Catherine Popple (née Catherine Anton)

Personal information
- Nationality: British (English)
- Born: Catherine Ivy Anton 5 May 1965 (age 61)

Sport
- Club: Parkway BC Peterborough & District BC

Medal record
Representing England
Lawn bowls
Commonwealth Games
| Bronze medal – third place | 1998 Kuala Lumpur | fours |
Atlantic Bowls Championships
| Silver medal – second place | 1999 Cape Town | fours |
British Isles Championships
| Gold medal – first place | 2006 | triples |
| Gold medal – first place | 2005 | fours |
| Gold medal – first place | 2008 | fours |

= Catherine Popple =

English international lawn bowler

Catherine Ivy Popple née Anton (born 5 May 1965) is a former English international lawn bowler. Popple was an England international for 26 years, representing her country from 1987 to 2012.

== Bowls career ==
Anton represented England in the fours event, at the 1994 Commonwealth Games in Victoria, British Columbia, Canada.
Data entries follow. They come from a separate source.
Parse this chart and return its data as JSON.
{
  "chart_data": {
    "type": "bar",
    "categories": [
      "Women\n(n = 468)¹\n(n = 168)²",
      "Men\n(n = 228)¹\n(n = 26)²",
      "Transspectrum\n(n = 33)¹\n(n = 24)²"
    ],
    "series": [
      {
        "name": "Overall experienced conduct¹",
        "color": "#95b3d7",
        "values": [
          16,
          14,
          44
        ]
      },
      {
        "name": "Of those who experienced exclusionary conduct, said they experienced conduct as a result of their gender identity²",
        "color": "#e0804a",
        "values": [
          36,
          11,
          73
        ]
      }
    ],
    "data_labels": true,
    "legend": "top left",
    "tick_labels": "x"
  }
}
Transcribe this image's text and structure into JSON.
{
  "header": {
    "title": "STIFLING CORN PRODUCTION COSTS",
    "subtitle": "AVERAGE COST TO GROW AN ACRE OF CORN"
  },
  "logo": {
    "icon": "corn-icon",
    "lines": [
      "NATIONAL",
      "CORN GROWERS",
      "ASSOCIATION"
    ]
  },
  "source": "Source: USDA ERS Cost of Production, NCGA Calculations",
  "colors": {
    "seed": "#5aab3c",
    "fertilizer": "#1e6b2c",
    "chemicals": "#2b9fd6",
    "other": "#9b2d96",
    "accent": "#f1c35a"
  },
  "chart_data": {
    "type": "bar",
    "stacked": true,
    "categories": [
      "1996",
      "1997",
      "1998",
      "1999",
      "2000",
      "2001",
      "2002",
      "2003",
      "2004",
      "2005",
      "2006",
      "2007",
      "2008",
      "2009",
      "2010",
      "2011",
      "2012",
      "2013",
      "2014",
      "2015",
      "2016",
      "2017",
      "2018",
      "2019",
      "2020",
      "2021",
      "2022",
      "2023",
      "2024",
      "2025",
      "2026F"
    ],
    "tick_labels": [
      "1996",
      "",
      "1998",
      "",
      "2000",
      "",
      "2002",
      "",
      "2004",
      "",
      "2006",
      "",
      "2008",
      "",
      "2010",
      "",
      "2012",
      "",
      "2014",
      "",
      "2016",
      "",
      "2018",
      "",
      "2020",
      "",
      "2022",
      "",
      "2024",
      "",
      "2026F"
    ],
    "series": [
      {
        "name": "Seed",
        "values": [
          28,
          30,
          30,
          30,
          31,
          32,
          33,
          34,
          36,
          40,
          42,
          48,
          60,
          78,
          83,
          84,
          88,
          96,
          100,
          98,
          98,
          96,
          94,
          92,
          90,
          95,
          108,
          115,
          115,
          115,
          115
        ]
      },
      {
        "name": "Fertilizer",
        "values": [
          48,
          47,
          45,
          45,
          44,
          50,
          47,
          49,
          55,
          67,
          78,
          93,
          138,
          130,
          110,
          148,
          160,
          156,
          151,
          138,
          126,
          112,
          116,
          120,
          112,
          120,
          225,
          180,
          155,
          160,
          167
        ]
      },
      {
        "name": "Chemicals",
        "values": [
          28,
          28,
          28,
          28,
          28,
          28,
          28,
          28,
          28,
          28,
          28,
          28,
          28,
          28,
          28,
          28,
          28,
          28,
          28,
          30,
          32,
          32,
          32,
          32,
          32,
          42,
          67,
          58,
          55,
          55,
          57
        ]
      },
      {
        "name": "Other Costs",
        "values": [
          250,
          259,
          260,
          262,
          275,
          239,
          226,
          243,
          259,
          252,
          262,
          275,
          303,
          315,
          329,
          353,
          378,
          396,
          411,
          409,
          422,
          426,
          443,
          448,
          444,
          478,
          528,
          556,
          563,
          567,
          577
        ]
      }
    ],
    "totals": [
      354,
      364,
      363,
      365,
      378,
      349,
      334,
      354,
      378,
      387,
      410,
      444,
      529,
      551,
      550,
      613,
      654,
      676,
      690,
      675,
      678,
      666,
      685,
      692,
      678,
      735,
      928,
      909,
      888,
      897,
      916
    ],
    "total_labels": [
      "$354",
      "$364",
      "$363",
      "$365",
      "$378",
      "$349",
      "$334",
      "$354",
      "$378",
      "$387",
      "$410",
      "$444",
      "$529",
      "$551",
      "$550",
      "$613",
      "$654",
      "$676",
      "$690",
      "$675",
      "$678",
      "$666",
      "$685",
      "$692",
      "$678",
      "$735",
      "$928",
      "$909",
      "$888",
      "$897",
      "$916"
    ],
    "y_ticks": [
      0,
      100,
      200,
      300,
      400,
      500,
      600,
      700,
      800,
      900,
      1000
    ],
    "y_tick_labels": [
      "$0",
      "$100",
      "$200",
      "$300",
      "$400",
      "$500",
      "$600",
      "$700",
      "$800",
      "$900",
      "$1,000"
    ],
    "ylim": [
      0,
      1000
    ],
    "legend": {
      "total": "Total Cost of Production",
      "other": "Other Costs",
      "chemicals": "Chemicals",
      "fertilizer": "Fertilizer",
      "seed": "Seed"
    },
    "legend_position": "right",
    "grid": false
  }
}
In 1998 she represented England at the 1998 Commonwealth Games in Kuala Lumpur and won a bronze medal in the fours event with Norma Shaw, Mandy Jacklin and Shirley Page.

In 1999 she won the fours silver medal at the Atlantic Bowls Championships.

Anton is also an eleven times national champion representing Huntingdonshire, one singles, one pairs, one triples, four fours and four junior.

In 2024, Popple was appointed as a national selector for Bowls England.

== Personal life ==
She married fellow bowler Stuart Popple.